Me pregunte por qué si Dios es justicia no había hecho que los hombres seamos iguales.
Que tengamos los mismos dones y gracias.
Que dispongamos de las mismas circunstancias de la vida.
En ese momento vi a una tortuga caminar por sobre mis pies.
Y la pregunta se extendió a por qué a mi me había hecho hombre y a esa criatura un animal.
Que merito había hecho yo para merecer mi existencia.
Fue ahí cuando note que nada.
En ese instante vino a mi mente el recuerdo de las clases de medicina. Cuando las gametos se unen y forman la primera célula de un nuevo ser humano. En ese instante y por algunos días lo único que hacen es reproducirse a un nivel muy rápido y todas son iguales.
Y ahí lo note, es el hombre en ese instante una pelota de carne. Un cúmulo de células indiferenciadas. Una masa que no tiene posibilidad de subsistir por mucho tiempo en ese estado. Allí vi a los hombres en cada una de esas células y luego en todas las otras del cuerpo. Cada hombre es distinto y cada criatura es diferente. Todos y cada uno cumple su función y es irremplazable.

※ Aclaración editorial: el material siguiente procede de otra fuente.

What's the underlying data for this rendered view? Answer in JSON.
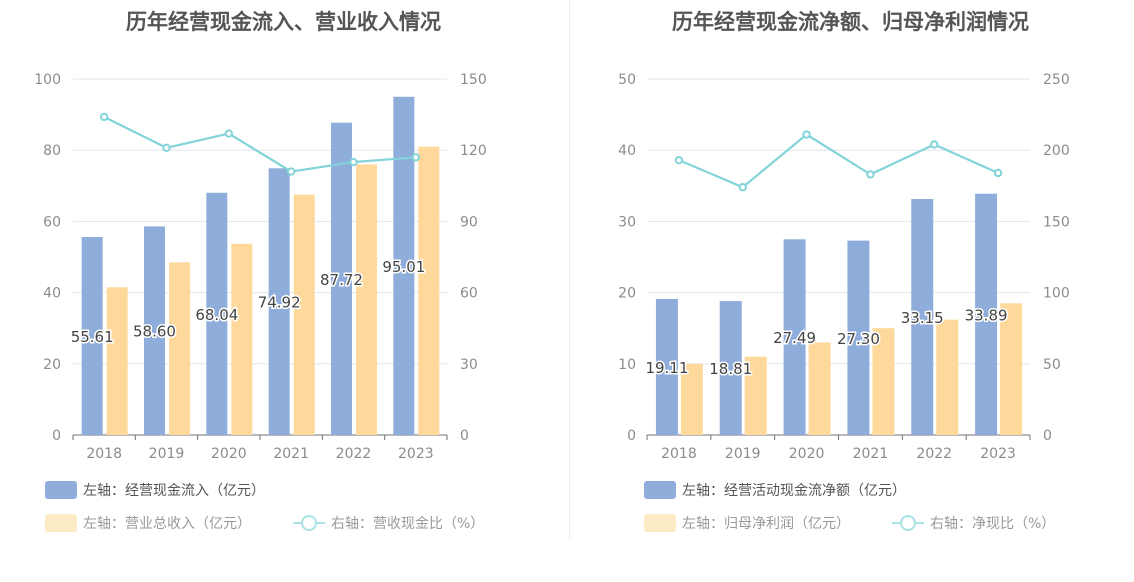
{
  "colors": {
    "inflow_bar": "#8eaddb",
    "revenue_bar": "#ffd99b",
    "ratio_line": "#82d4d9",
    "legend_swatch_2": "#fdebc6",
    "legend_line": "#a9e3e8",
    "grid": "#e3e6ef",
    "axis_text": "#8c8c8c",
    "label_text": "#444444"
  },
  "chart_data": [
    {
      "type": "bar",
      "title": "历年经营现金流入、营业收入情况",
      "categories": [
        "2018",
        "2019",
        "2020",
        "2021",
        "2022",
        "2023"
      ],
      "ylim_left": [
        0,
        100
      ],
      "yticks_left": [
        "0",
        "20",
        "40",
        "60",
        "80",
        "100"
      ],
      "ylim_right": [
        0,
        150
      ],
      "yticks_right": [
        "0",
        "30",
        "60",
        "90",
        "120",
        "150"
      ],
      "series": [
        {
          "name": "左轴：经营现金流入（亿元）",
          "axis": "left",
          "kind": "bar",
          "values": [
            55.61,
            58.6,
            68.04,
            74.92,
            87.72,
            95.01
          ],
          "labels": [
            "55.61",
            "58.60",
            "68.04",
            "74.92",
            "87.72",
            "95.01"
          ]
        },
        {
          "name": "左轴：营业总收入（亿元）",
          "axis": "left",
          "kind": "bar",
          "values": [
            41.5,
            48.5,
            53.7,
            67.5,
            76.0,
            81.0
          ]
        },
        {
          "name": "右轴：营收现金比（%）",
          "axis": "right",
          "kind": "line",
          "values": [
            134,
            121,
            127,
            111,
            115,
            117
          ]
        }
      ]
    },
    {
      "type": "bar",
      "title": "历年经营现金流净额、归母净利润情况",
      "categories": [
        "2018",
        "2019",
        "2020",
        "2021",
        "2022",
        "2023"
      ],
      "ylim_left": [
        0,
        50
      ],
      "yticks_left": [
        "0",
        "10",
        "20",
        "30",
        "40",
        "50"
      ],
      "ylim_right": [
        0,
        250
      ],
      "yticks_right": [
        "0",
        "50",
        "100",
        "150",
        "200",
        "250"
      ],
      "series": [
        {
          "name": "左轴：经营活动现金流净额（亿元）",
          "axis": "left",
          "kind": "bar",
          "values": [
            19.11,
            18.81,
            27.49,
            27.3,
            33.15,
            33.89
          ],
          "labels": [
            "19.11",
            "18.81",
            "27.49",
            "27.30",
            "33.15",
            "33.89"
          ]
        },
        {
          "name": "左轴：归母净利润（亿元）",
          "axis": "left",
          "kind": "bar",
          "values": [
            10.0,
            11.0,
            13.0,
            15.0,
            16.2,
            18.5
          ]
        },
        {
          "name": "右轴：净现比（%）",
          "axis": "right",
          "kind": "line",
          "values": [
            193,
            174,
            211,
            183,
            204,
            184
          ]
        }
      ]
    }
  ]
}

Ahí vi el orden establecido de la creación y por que la razón de las leyes y de los escalafones.
El hombre es hombre y no puede ser otra cosa que hombre. Y al negarnos a cumplir nuestra labor en la existencia rompemos la escala ya establecida. Es como si las neuronas quisieran ser células óseas. De golpe nuestro cerebro colapsaría ya que dejaría de cumplir su función y en vez de convertirse en huesos, cosa que nunca lograrían, se transformarían en un cáncer. O sea nuevamente un cúmulo de células indiferenciadas, que a diferencia de las primeras que son el principio de la vida, estas serian el fin de la misma.